API公開は、サービス事業者にメリットをもたらす一方、コストも小さくない。社外用にソースコードを書き直したり、ドキュメントを整備する必要がある上、公開してもどれぐらい使ってもらえるかは未知数。使われなければ、公開にかけたコストが無駄になるし、使われ過ぎるとサービス本体のサーバを圧迫するなど、影響が出ることもある。
さらに厄介なのは不正利用者の存在だ。

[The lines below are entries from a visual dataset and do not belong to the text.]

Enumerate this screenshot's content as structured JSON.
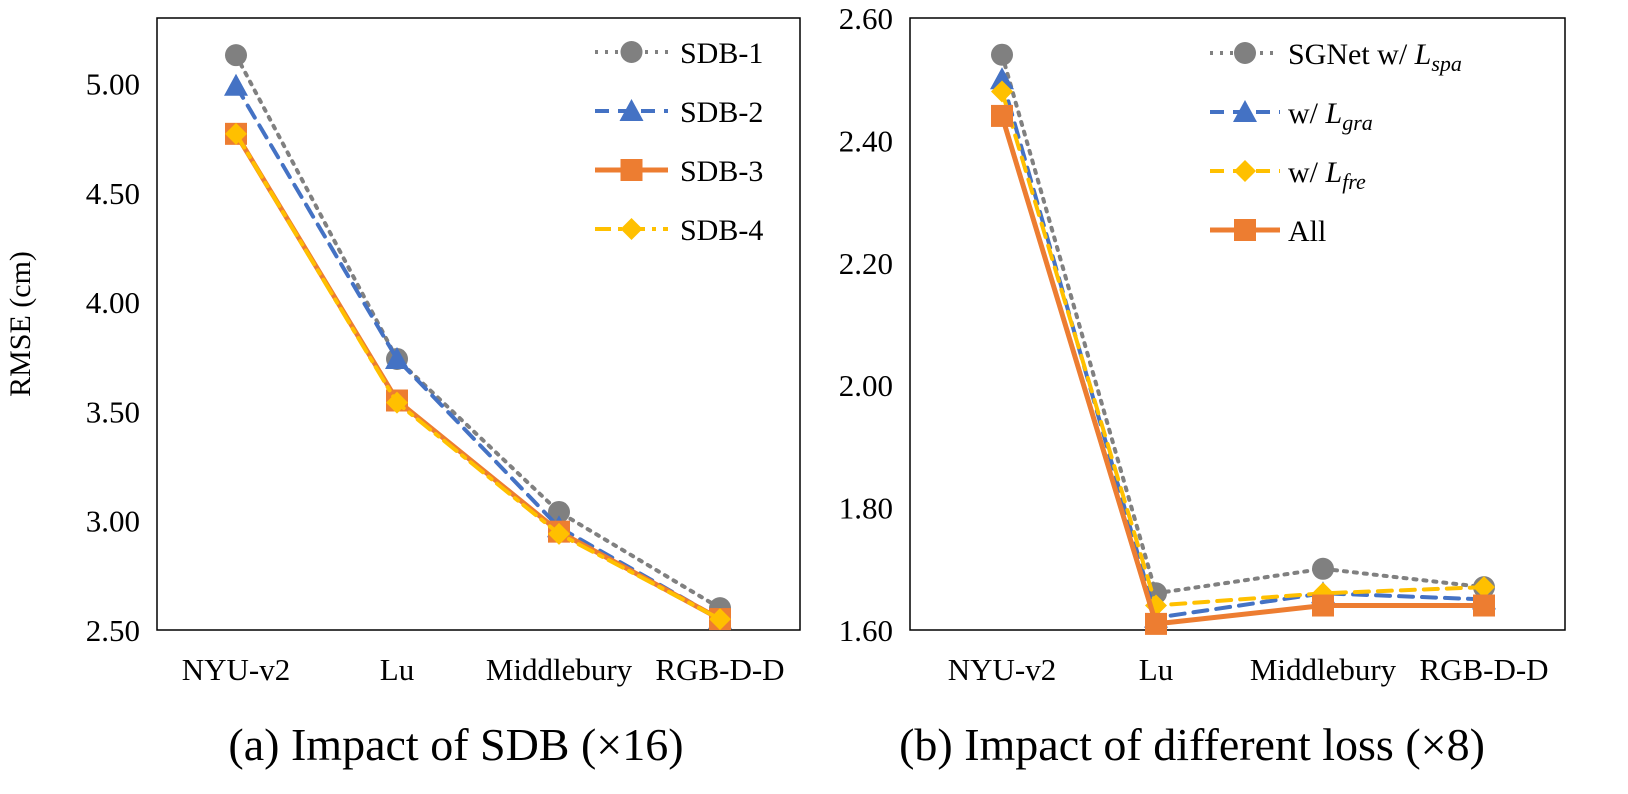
{
  "chart_data": [
    {
      "type": "line",
      "title": "(a) Impact of SDB (×16)",
      "xlabel": "",
      "ylabel": "RMSE (cm)",
      "categories": [
        "NYU-v2",
        "Lu",
        "Middlebury",
        "RGB-D-D"
      ],
      "ylim": [
        2.5,
        5.3
      ],
      "yticks": [
        2.5,
        3.0,
        3.5,
        4.0,
        4.5,
        5.0
      ],
      "ytick_labels": [
        "2.50",
        "3.00",
        "3.50",
        "4.00",
        "4.50",
        "5.00"
      ],
      "grid": false,
      "legend_position": "top-right",
      "series": [
        {
          "name": "SDB-1",
          "values": [
            5.13,
            3.74,
            3.04,
            2.6
          ],
          "color": "#808080",
          "marker": "circle",
          "dash": "dotted"
        },
        {
          "name": "SDB-2",
          "values": [
            4.99,
            3.74,
            2.97,
            2.55
          ],
          "color": "#4472C4",
          "marker": "triangle",
          "dash": "dashed"
        },
        {
          "name": "SDB-3",
          "values": [
            4.77,
            3.55,
            2.95,
            2.55
          ],
          "color": "#ED7D31",
          "marker": "square",
          "dash": "solid"
        },
        {
          "name": "SDB-4",
          "values": [
            4.77,
            3.54,
            2.94,
            2.55
          ],
          "color": "#FFC000",
          "marker": "diamond",
          "dash": "dashdot"
        }
      ]
    },
    {
      "type": "line",
      "title": "(b) Impact of different loss (×8)",
      "xlabel": "",
      "ylabel": "",
      "categories": [
        "NYU-v2",
        "Lu",
        "Middlebury",
        "RGB-D-D"
      ],
      "ylim": [
        1.6,
        2.6
      ],
      "yticks": [
        1.6,
        1.8,
        2.0,
        2.2,
        2.4,
        2.6
      ],
      "ytick_labels": [
        "1.60",
        "1.80",
        "2.00",
        "2.20",
        "2.40",
        "2.60"
      ],
      "grid": false,
      "legend_position": "top-right",
      "series": [
        {
          "name": "SGNet w/ ",
          "sub": "spa",
          "values": [
            2.54,
            1.66,
            1.7,
            1.67
          ],
          "color": "#808080",
          "marker": "circle",
          "dash": "dotted"
        },
        {
          "name": "w/ ",
          "sub": "gra",
          "values": [
            2.5,
            1.62,
            1.66,
            1.65
          ],
          "color": "#4472C4",
          "marker": "triangle",
          "dash": "dashed"
        },
        {
          "name": "w/ ",
          "sub": "fre",
          "values": [
            2.48,
            1.64,
            1.66,
            1.67
          ],
          "color": "#FFC000",
          "marker": "diamond",
          "dash": "dashed"
        },
        {
          "name": "All",
          "sub": "",
          "values": [
            2.44,
            1.61,
            1.64,
            1.64
          ],
          "color": "#ED7D31",
          "marker": "square",
          "dash": "solid"
        }
      ]
    }
  ]
}
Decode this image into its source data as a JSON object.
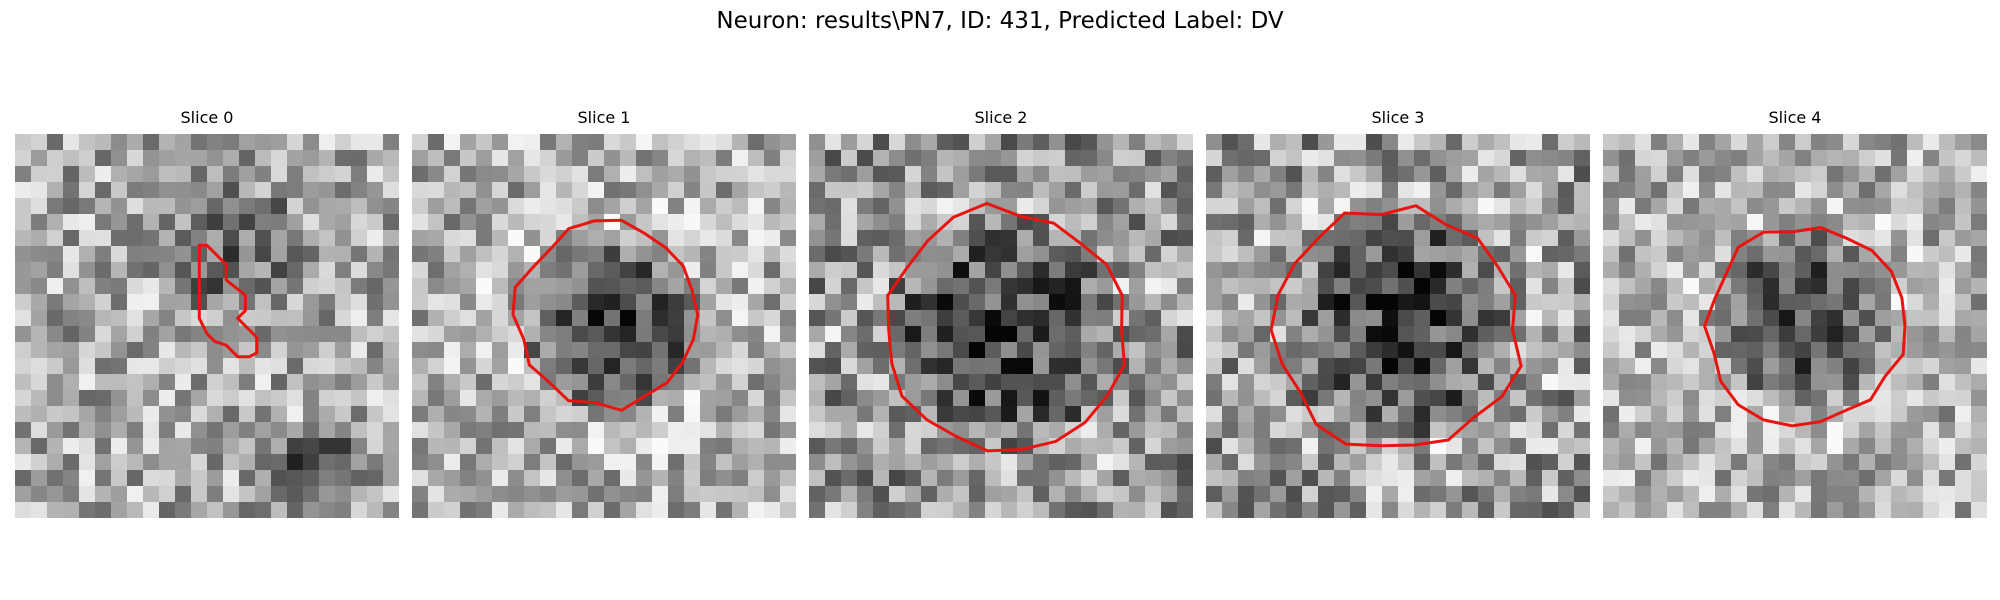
{
  "figure": {
    "title": "Neuron: results\\PN7, ID: 431, Predicted Label: DV"
  },
  "colors": {
    "contour": "#e8140f",
    "background": "#ffffff"
  },
  "slices": [
    {
      "label": "Slice 0",
      "contour_shape": "small-irregular",
      "tone": "light-noisy"
    },
    {
      "label": "Slice 1",
      "contour_shape": "medium-circle",
      "tone": "light-bright-surround"
    },
    {
      "label": "Slice 2",
      "contour_shape": "large-circle",
      "tone": "mid-gray"
    },
    {
      "label": "Slice 3",
      "contour_shape": "large-circle",
      "tone": "mid-gray"
    },
    {
      "label": "Slice 4",
      "contour_shape": "medium-circle",
      "tone": "light-bright-surround"
    }
  ]
}
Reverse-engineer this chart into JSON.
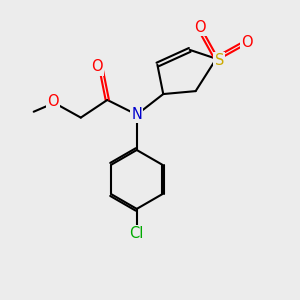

API経由で大量のアクセスを浴びせ、DoS攻撃のような形でサービスを麻痺させたり、投稿APIを悪用し、自社サービスの宣伝書き込みを大量投稿してデータを荒らすなど、APIを悪用する個人や業者も少なくない。
「APIの一般公開は、メリットとデメリットのバランスが難しい。エコシステムのバランスが崩れると生態系が崩れ、サービスが縮小してしまう。最近は、サービスの成長に寄与するのがいいAPIとされ、企業と開発者の間でのエコシステム構築戦略が必要になっている」(鎌田さん)
ヤフーの検索APIは、無料のままではデメリットがメリットを超えるという危機感から、有料化を決断したという。
検索APIは、サイト内検索など正規の利用が下火になる一方で、悪意のあるSEM/SEO業者が検索スパムに活用するなど不正利用が増加。サービスやビジネスへ悪影響が無視できなくなってきたという。「市場に任せるのが難しく、性善説ではいられない」と、同社の一条裕仁さん(メディアサービスカンパニー 検索プラットフォーム プロダクトマネージャー)は、有料化を決めた背景を語る。
有料化は不正利用のハードルを上げるためで、収益目的ではないとしており、できるだけ低料金で利用できるよう配慮。1日500件まで検索できる「スタンダード」プランはYahoo!プレミアム会員(月額399円)の料金内で利用できるようにするなど、「不正利用者を排除しつつ、一般的な利用は問題ない水準に保てる」と同社の橋本恭明さん(メディアサービスカンパニー 検索プラットフォーム サービスマネージャー)は料金設定で腐心したことを明かす。
「以前、スタートアップベンチャーにいたとき、ある企業の翻訳APIが有料になって困ったことがある。開発者の気持ちも分かるのだが……」(一条さん)。ネット企業として、APIの有料化は苦渋の決断だったようだ。